Don't take the approach to use C presented in here as 'the truth'.

The only things that at the time of this writing appear to me to hold on are the fundamental principles of how to handle complexity that I mentioned in the beginning: Separate, modularize, split a complex system into units as small and independent as possible, keep the modules separated, minimize their interfaces.

Start right now: We used the ringbuffer to implement a cache. Go back and ask yourself: Where is the fundamental flaw of it? Hint: Look at the goal we wanted to achieve by providing this cache and ask yourself: Is this implementation able to achieve this goal?

Footnotes & References

[1] This approach is far more universal than just for software engineering - for analyzing complex systems, the general approach is to separate the system as simple and independent parts, and minimize the interactions between them.

[2] First-in-First-Out. typical applications are queues, e.g. for communicating between threads.
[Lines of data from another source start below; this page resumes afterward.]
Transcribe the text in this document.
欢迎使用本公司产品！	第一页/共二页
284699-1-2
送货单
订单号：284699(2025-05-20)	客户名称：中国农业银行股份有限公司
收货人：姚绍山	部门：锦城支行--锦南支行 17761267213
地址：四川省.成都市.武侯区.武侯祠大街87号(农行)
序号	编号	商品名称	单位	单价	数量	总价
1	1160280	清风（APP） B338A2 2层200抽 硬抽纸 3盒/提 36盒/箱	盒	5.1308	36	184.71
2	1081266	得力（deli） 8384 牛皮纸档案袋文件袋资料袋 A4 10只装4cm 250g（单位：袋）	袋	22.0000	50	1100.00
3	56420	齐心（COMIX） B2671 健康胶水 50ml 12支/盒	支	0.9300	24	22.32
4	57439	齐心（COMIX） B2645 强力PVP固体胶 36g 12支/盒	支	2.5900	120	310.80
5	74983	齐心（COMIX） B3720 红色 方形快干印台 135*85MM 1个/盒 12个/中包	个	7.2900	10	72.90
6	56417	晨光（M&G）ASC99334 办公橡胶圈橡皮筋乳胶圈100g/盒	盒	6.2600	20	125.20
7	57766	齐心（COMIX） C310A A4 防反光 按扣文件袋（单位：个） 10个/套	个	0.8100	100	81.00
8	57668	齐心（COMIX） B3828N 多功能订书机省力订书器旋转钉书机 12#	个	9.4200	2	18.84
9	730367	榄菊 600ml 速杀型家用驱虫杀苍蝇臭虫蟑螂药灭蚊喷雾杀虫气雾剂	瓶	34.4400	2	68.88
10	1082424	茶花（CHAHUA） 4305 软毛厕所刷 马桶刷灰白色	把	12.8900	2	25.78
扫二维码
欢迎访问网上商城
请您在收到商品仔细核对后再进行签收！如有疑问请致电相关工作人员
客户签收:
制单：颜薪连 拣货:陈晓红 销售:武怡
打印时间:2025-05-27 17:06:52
Actually, this very ringbuffer stems a audio streaming software project where it is used to pass PCM data between threads.

[3] Last-In-First-Out. Typically called 'stack' and used for parsing all kinds of languages, in interpreters and compilers, but also within the processor to store local variables and handling function calls and returns.

[4] Draft C11 Standard, ISO/IEC 9899:201x, 6.7.2.1, Semantics, paragraph 15: "A pointer to a structure object, suitably converted, points to its initial member (or if that member is a bit-field, then to the unit in which it resides), and vice versa. There may be unnamed padding within a structure object, but not at its beginning."